The answer will be different for each of us and will also be affected by whether we see ourselves as being on faith journeys or not. Looking forward to something greater to come was an article of belief for Bonhoeffer facing execution, but whether we share this or another faith, and whether we consider that humanity has already foreclosed its future ecology or that solutions are yet to be found, right now, in this moment, there is always hope; there is always love or the possibility of it; there is still life.
And as writers we testify to this in the stories we write. I recently received a copy of Camilla Reeves’ new poetry collection, What I Tell Myself At Night. It’s an exquisite example of longing rooted in loss, but also longing for a new story. Charting her husband’s terminal illness as they ‘stare / hand in hand into the abyss’, the grief is palpable, but what marks the collection as vital is the determination to turn towards the future. The steps may be tentative and slow, but they are taken because the poet understands that honouring her husband’s life must include both grief and valuing being alive. In the final poem Camilla writes of a visit that becomes a pilgrimage with her daughter on the date that would have been her husband’s birthday. Things don’t seem to go well until they climb a hill overlooking a beach:
then June sun coming out
and, if only for a moment,
finding myself again
feeling happy.
Celia Paul, facing the imminent loss of her husband, writes about this looking forward in terms of making truthful art:
I think about how I want to live and paint truthfully. I think about the words that the great writer John McGahern wrote: ‘the best life is life lived quietly, where nothing happens but our calm journey through the day, where change is imperceptible and the preciousness of life is everything’. I think about Paul Cézanne’s words: ‘is Art really a priesthood that requires the pure in heart, who completely surrender themselves to it?’ I think about how to reconcile living and valuing life while at the same time renouncing it, and how it might be possible for me to tame and curb my longing, anxiety and loneliness by knowing when a painting is done or a person has left, knowing how to move on purposefully, without resignation, but with peace.

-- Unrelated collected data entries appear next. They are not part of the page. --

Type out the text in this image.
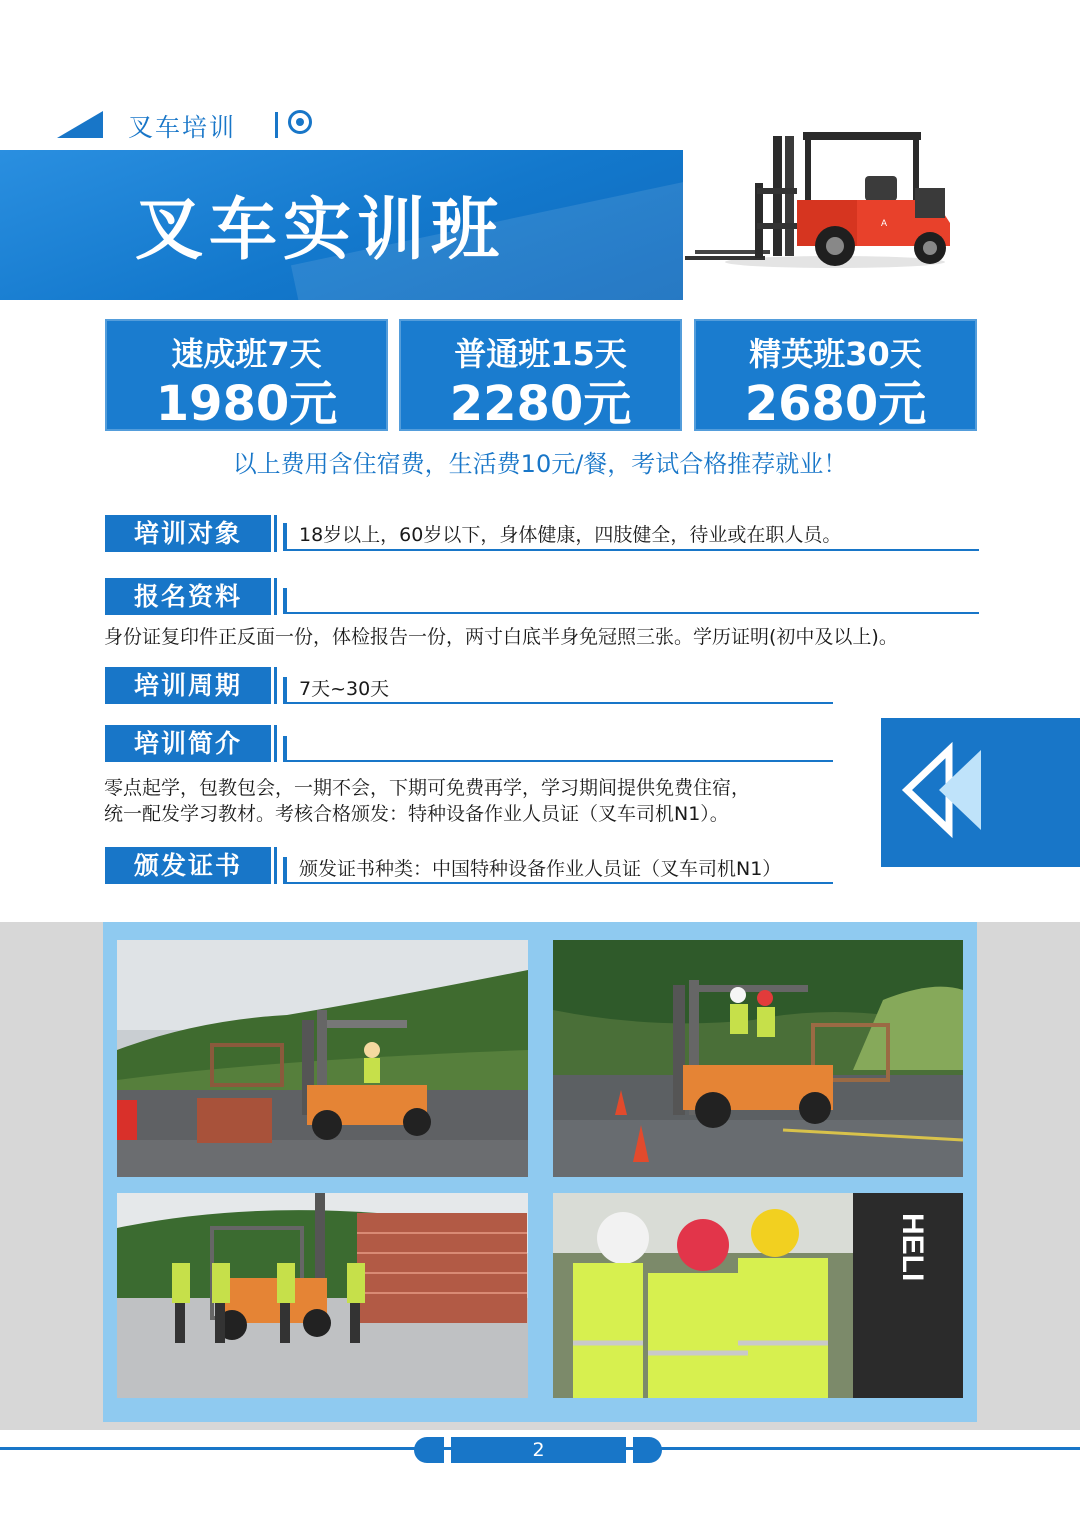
叉车培训
叉车实训班	A
速成班7天
1980元
普通班15天
2280元
精英班30天
2680元
以上费用含住宿费，生活费10元/餐，考试合格推荐就业！
培训对象	18岁以上，60岁以下，身体健康，四肢健全，待业或在职人员。
报名资料
身份证复印件正反面一份，体检报告一份，两寸白底半身免冠照三张。学历证明(初中及以上)。
培训周期	7天~30天
培训简介
零点起学，包教包会，一期不会，下期可免费再学，学习期间提供免费住宿，
统一配发学习教材。考核合格颁发：特种设备作业人员证（叉车司机N1）。
颁发证书	颁发证书种类：中国特种设备作业人员证（叉车司机N1）
HELI
2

So often longing is a disquieting emotion. It can make us restless. But in that restlessness we are prompted to move on to the next part of the journey, discover the next story. As the poet Robert Hass puts it
Longing, because desire is full of endless distances.
Longing as process
Like Auden’s traveller in the poem ‘Atlantis’, we may never get to the final destination, but the journey can still be full of wonder, love and hope. And as writers, this sense of never being quite there, of always having the next poem, the next story, the next vision to capture in words is as thrilling as it is unnerving. The desire to dig deeper as we write, the desire to capture an image or a moment, the desire to witness to some aspect of life, can motivate and inspire us.
And if it seems to us that longing to write the perfect sentence, the perfect essay, the perfect poem brings us no nearer to feeling we’ve achieved it, this is absolutely fine.

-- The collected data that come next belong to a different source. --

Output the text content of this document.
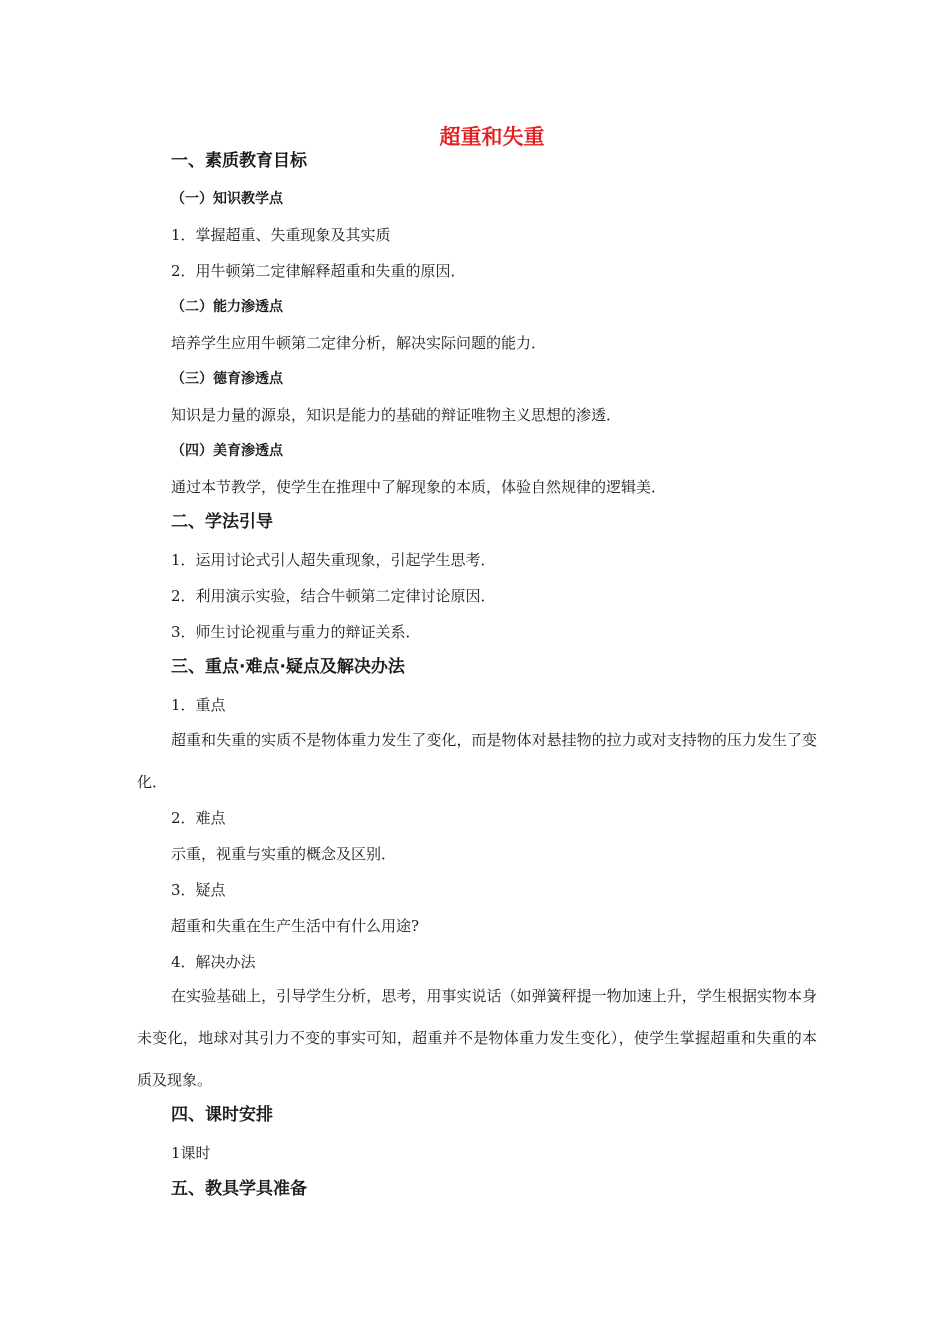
超重和失重
一、素质教育目标
（一）知识教学点
1．掌握超重、失重现象及其实质
2．用牛顿第二定律解释超重和失重的原因．
（二）能力渗透点
培养学生应用牛顿第二定律分析，解决实际问题的能力．
（三）德育渗透点
知识是力量的源泉，知识是能力的基础的辩证唯物主义思想的渗透．
（四）美育渗透点
通过本节教学，使学生在推理中了解现象的本质，体验自然规律的逻辑美．
二、学法引导
1．运用讨论式引人超失重现象，引起学生思考．
2．利用演示实验，结合牛顿第二定律讨论原因．
3．师生讨论视重与重力的辩证关系．
三、重点·难点·疑点及解决办法
1．重点
超重和失重的实质不是物体重力发生了变化，而是物体对悬挂物的拉力或对支持物的压力发生了变化．
2．难点
示重，视重与实重的概念及区别．
3．疑点
超重和失重在生产生活中有什么用途?
4．解决办法
在实验基础上，引导学生分析，思考，用事实说话（如弹簧秤提一物加速上升，学生根据实物本身未变化，地球对其引力不变的事实可知，超重并不是物体重力发生变化），使学生掌握超重和失重的本质及现象。
四、课时安排
1课时
五、教具学具准备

After all, longing can be thought of as a sign that we are alive and engaged, that we are listening to the world and remain full of awe and vision. The gap between the story we are and the story we want to become will always be aspirational as long as we are truly alive. As Phyllida Law’s character puts in A Winter Guest:
I want yet
As the world moves towards the shortest day and we feel the pull towards hibernation and stillness (at least in the northern hemisphere), perhaps we can use some time to ponder on what we long for—not with an eye to acquisition or ‘making it’, but with a heart that balances its griefs and its joy for life, now and in the future.